EMA and Ansys Press Release

Electro Magnetic Applications and Ansys Collaborate to Deliver Design-to-Validation Workflow for Cable Harnesses

Cutting-edge simulation solution accelerates certification and system-design evaluation for cable harness models across numerous industries

PITTSBURGH, June 11, 2020 – Electro Magnetic Applications, Inc. (EMA) and Ansys (NASDAQ: ANSS) are collaborating to deliver an enhanced design-to-validation workflow for certifying cable harness models in aircraft and automobiles. The workflow greatly reduces electromagnetic interference (EMI) risks to cable harnesses, slashes development time, speeds certification and expedites new products to market faster than ever.

Cable harnesses that transmit electrical power and signals to electronics within aircraft and automobiles must be protected from external EMI sources such as high-intensity radiated fields (HIRF) and lightning strikes. To safeguard these vehicles against EMI interference, time-intensive and costly electromagnetic compatibility (EMC) certification testing must be conducted on physical prototypes.

EMA and Ansys’ new workflow, Ansys EMA3D Cable, is a robust, platform-level EMC cable modeling solution that delivers an extremely streamlined solution for overcoming EMC design issues. When used early in the design stage, EMA3D Cable can empower engineers to predict product performance more accurately, radically reduce physical prototyping, cut development costs and leverage test results as a basis for final acceptance and certification.

“EMA3D Cable enables engineers to efficiently assess complex cable harness system designs and evaluate protection schemes for vehicles of all sizes,” said Dr. Timothy McDonald, president of EMA. “Collaborating with Ansys on this dynamic new workflow will allow our mutual users to significantly enhance cable harness compatibility designs and substantially decrease cost and risk on the path to EMC certification.”

“OEMs are designing new vehicles to be sleeker and lighter. This typically requires the removal of cable harness shielding, which creates EMI vulnerabilities,” said Shane Emswiler, Ansys’ senior vice president, physics business units. “Designing cable harnesses with EMA3D Cable will help engineers mitigate safety-critical EMI issues — including HIRF, lightning strikes, crosstalk and electromagnetic pulses — drastically improving certification support and reducing design expenses.”

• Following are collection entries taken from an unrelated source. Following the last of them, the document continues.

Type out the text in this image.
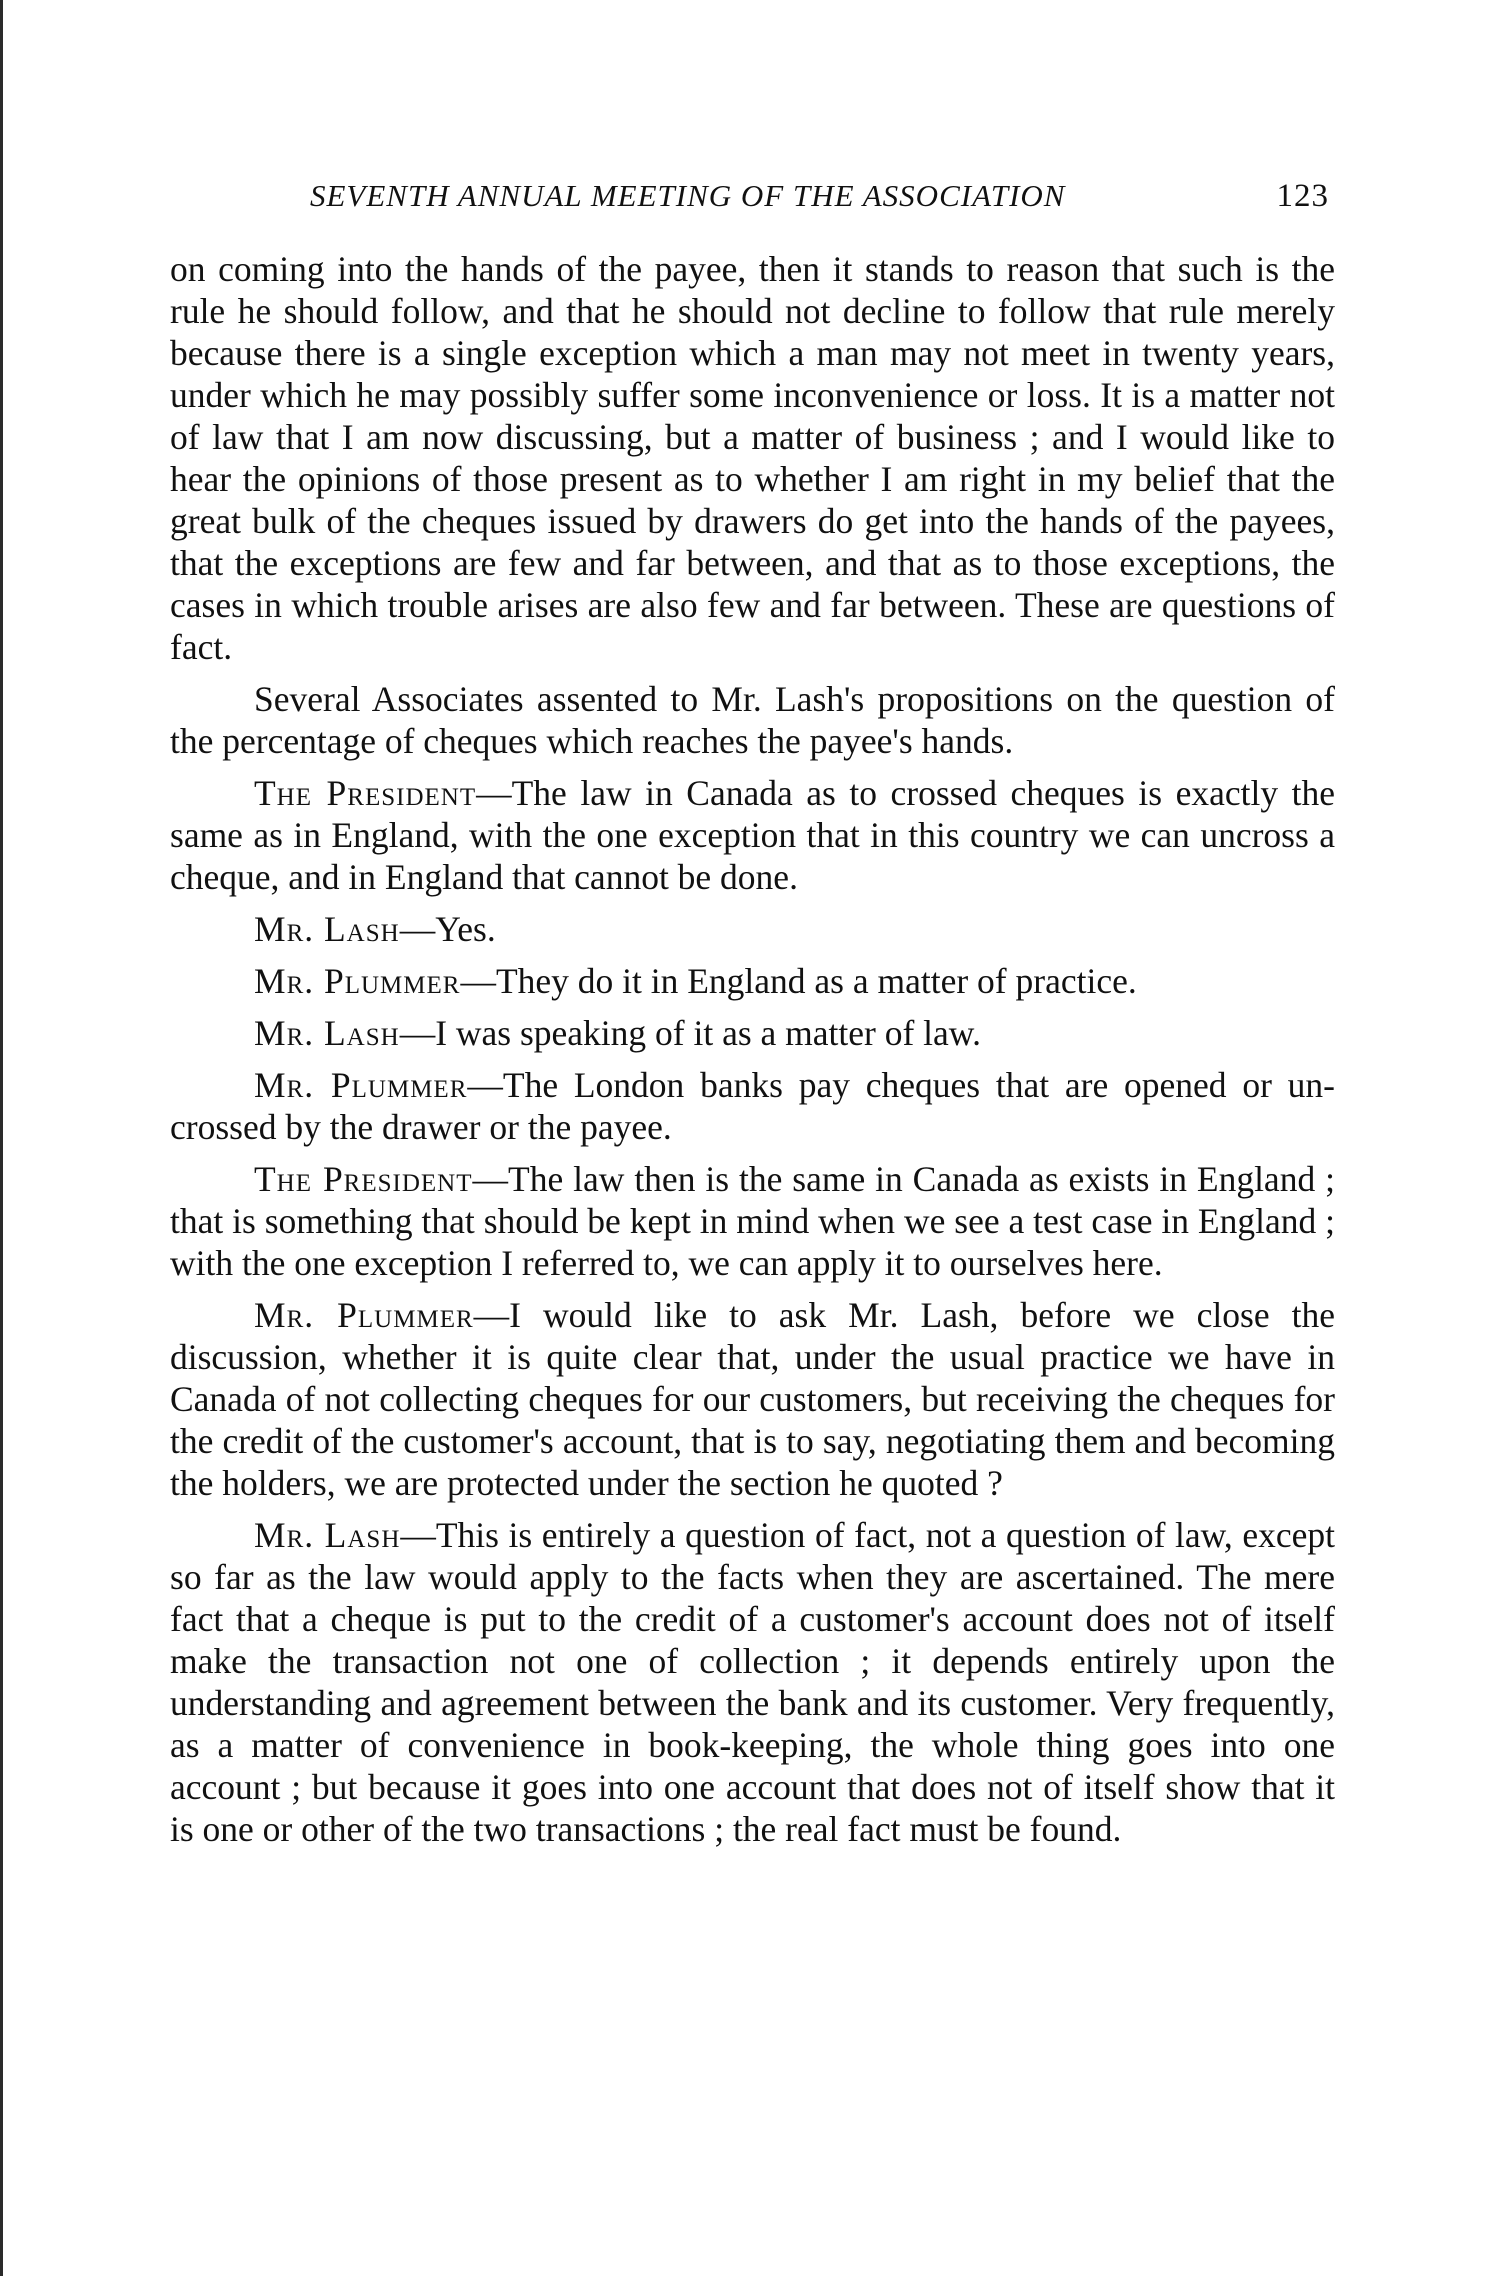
SEVENTH ANNUAL MEETING OF THE ASSOCIATION	123

on coming into the hands of the payee, then it stands to reason that such is the rule he should follow, and that he should not decline to follow that rule merely because there is a single exception which a man may not meet in twenty years, under which he may possibly suffer some inconvenience or loss. It is a matter not of law that I am now discussing, but a matter of business ; and I would like to hear the opinions of those present as to whether I am right in my belief that the great bulk of the cheques issued by drawers do get into the hands of the payees, that the exceptions are few and far between, and that as to those exceptions, the cases in which trouble arises are also few and far between. These are questions of fact.

Several Associates assented to Mr. Lash's propositions on the question of the percentage of cheques which reaches the payee's hands.

The President—The law in Canada as to crossed cheques is exactly the same as in England, with the one exception that in this country we can uncross a cheque, and in England that cannot be done.

Mr. Lash—Yes.

Mr. Plummer—They do it in England as a matter of practice.

Mr. Lash—I was speaking of it as a matter of law.

Mr. Plummer—The London banks pay cheques that are opened or un-crossed by the drawer or the payee.

The President—The law then is the same in Canada as exists in England ; that is something that should be kept in mind when we see a test case in England ; with the one exception I referred to, we can apply it to ourselves here.

Mr. Plummer—I would like to ask Mr. Lash, before we close the discussion, whether it is quite clear that, under the usual practice we have in Canada of not collecting cheques for our customers, but receiving the cheques for the credit of the customer's account, that is to say, negotiating them and becoming the holders, we are protected under the section he quoted ?

Mr. Lash—This is entirely a question of fact, not a question of law, except so far as the law would apply to the facts when they are ascertained. The mere fact that a cheque is put to the credit of a customer's account does not of itself make the transaction not one of collection ; it depends entirely upon the understanding and agreement between the bank and its customer. Very frequently, as a matter of convenience in book-keeping, the whole thing goes into one account ; but because it goes into one account that does not of itself show that it is one or other of the two transactions ; the real fact must be found.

About Ansys: If you’ve ever seen a rocket launch, flown on an airplane, driven a car, used a computer, touched a mobile device, crossed a bridge or put on wearable technology, chances are you’ve used a product where Ansys software played a critical role in its creation. Ansys is the global leader in engineering simulation. Through our strategy of Pervasive Engineering Simulation, we help the world’s most innovative companies deliver radically better products to their customers. By offering the best and broadest portfolio of engineering simulation software, we help them solve the most complex design challenges and create products limited only by imagination. Founded in 1970, Ansys is headquartered south of Pittsburgh, Pennsylvania, U.S.A. Visit www.ansys.com for more information.

Ansys and any and all ANSYS, Inc. brand, product, service and feature names, logos and slogans are registered trademarks or trademarks of ANSYS, Inc. or its subsidiaries in the United States or other countries. All other brand, product, service and feature names or trademarks are the property of their respective owners.

 

About Electro Magnetic Applications, Inc.: EMA is a global leader in providing simulation, consulting and measurement services in the technical areas of electromagnetic effects. Specific specialties include lightning direct and indirect effects, high intensity radiated fields (HIRF), precipitation static (P-Static), electromagnetic pulse (EMP), EMI/EMC, spacecraft charging, RF interference, installed antenna performance and radar signature prediction. The company has been in business for over 40 years and is one of the pioneers in using the finite difference time-domain (FDTD) method to solve challenging EMP, lightning and HIRF problems for the aerospace market. More recently, these same techniques coupled with expertise in RF interference are being used to help the automotive community address the challenges of all-electric and autonomous vehicles. EMA is developing a space radiation and weather effects test facility in Pittsfield, Massachusetts that will allow customers to understand the impact of the harsh space environment on their spacecraft.